In summary, relatively faster or similar overall treatment delivery is possible with the Halcyon Linac and eliminates patient collision issues (therapists do not need to enter treatment room many times for couch rotations). This potentially benefits patients who cannot lie flat in the treatment position for an extended treatment time and may lower the risk of intrafraction motion error. Reducing beam modulation on Halcyon VMAT minimizes the major concerns over accuracy of dose calculation and delivery errors for small fields (beamlets) in areas of tissue/lung interfaces. This may also improve susceptibility to interplay effects. At the time of this report, we are actively treating select lung SBRT patients on Halcyon Linac to provide them a fast setup (i.e., shorter cumulative treatment time), superior imaging and overall improved quality of treatment. Clinical follow‐up for these lung SBRT patients is underway.
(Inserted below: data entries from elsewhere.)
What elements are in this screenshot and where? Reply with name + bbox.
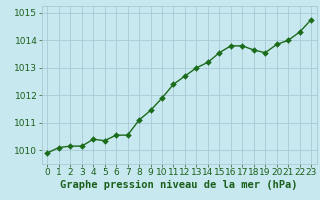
X-axis label: Graphe pression niveau de la mer (hPa): Graphe pression niveau de la mer (hPa) <box>60 180 298 190</box>
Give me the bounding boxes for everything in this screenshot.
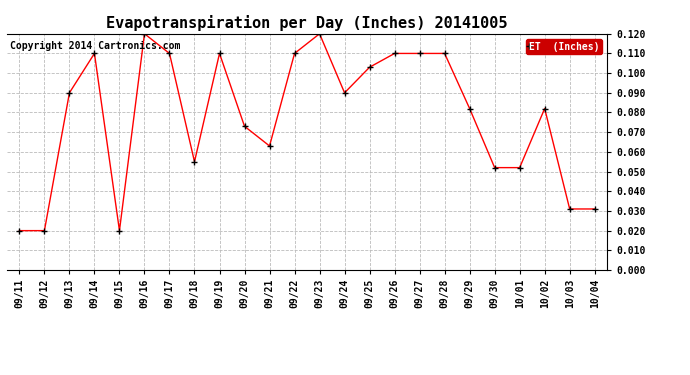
ET  (Inches) [415,51,424,56]
ET  (Inches) [40,228,48,233]
Legend: ET  (Inches): ET (Inches) [526,39,602,54]
ET  (Inches) [340,91,348,95]
ET  (Inches) [491,165,499,170]
ET  (Inches) [115,228,124,233]
ET  (Inches) [366,65,374,69]
ET  (Inches) [290,51,299,56]
ET  (Inches) [591,207,599,211]
Title: Evapotranspiration per Day (Inches) 20141005: Evapotranspiration per Day (Inches) 2014… [106,15,508,31]
ET  (Inches) [240,124,248,129]
ET  (Inches) [466,106,474,111]
ET  (Inches) [166,51,174,56]
ET  (Inches) [440,51,449,56]
ET  (Inches) [90,51,99,56]
ET  (Inches) [515,165,524,170]
ET  (Inches) [391,51,399,56]
ET  (Inches) [190,159,199,164]
Line: ET  (Inches): ET (Inches) [16,30,598,234]
ET  (Inches) [266,144,274,148]
ET  (Inches) [566,207,574,211]
ET  (Inches) [15,228,23,233]
ET  (Inches) [540,106,549,111]
ET  (Inches) [140,32,148,36]
ET  (Inches) [66,91,74,95]
ET  (Inches) [215,51,224,56]
ET  (Inches) [315,32,324,36]
Text: Copyright 2014 Cartronics.com: Copyright 2014 Cartronics.com [10,41,180,51]
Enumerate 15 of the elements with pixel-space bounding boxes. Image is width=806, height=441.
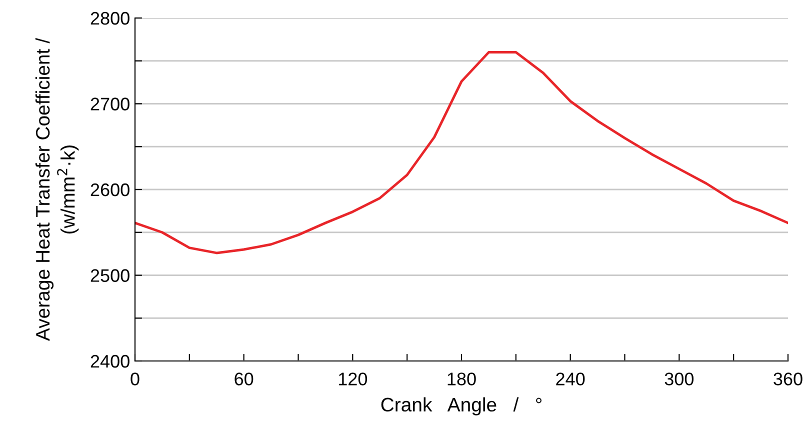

The Halcyon Linac can be adapted to other disease sites such as fractionated stereotactic treatment of brain, abdominal/pelvis lesions such as liver, pancreas and adrenal glands and vertebral SBRT. Due to decreased MU/treatment and relatively smaller beam on time with Halcyon VMAT, DIBH to liver, and lung SBRT treatments merits future investigation. Quantification of dosimetric impacts of rotational corrections for lung SBRT treatments on Halcyon Linac is ongoing.

5. CONCLUSION

This report demonstrates the treatment planning feasibility, delivery efficiency and accuracy, and clinical implementation of lung SBRT on ring‐mounted Halcyon Linac for selected lung SBRT patients following RTOG‐0813 dosing schemata via abdominal compression or 4D CT‐based treatment planning. This study indicates that treatment of lung SBRT on the Halcyon Linac is possible in a safe, feasible, and accurate manner and clinical experience to data conforms. For clinics equipped with only a Halcyon Linac, treatment of lung SBRT patients is possible and highly recommended.

CONFLICT OF INTEREST

The author have no other relevant conflict of interest to disclose.

AUTHOR'S CONTRIBUTIONS

DP conceived the project. JV, LC, JS, and DP collected and analyzed the data. DP, MB, MR, and MK provided clinical expertise and supervision of the paper. DP drafted the preliminary manuscript and all coauthors revised and approved the final manuscript.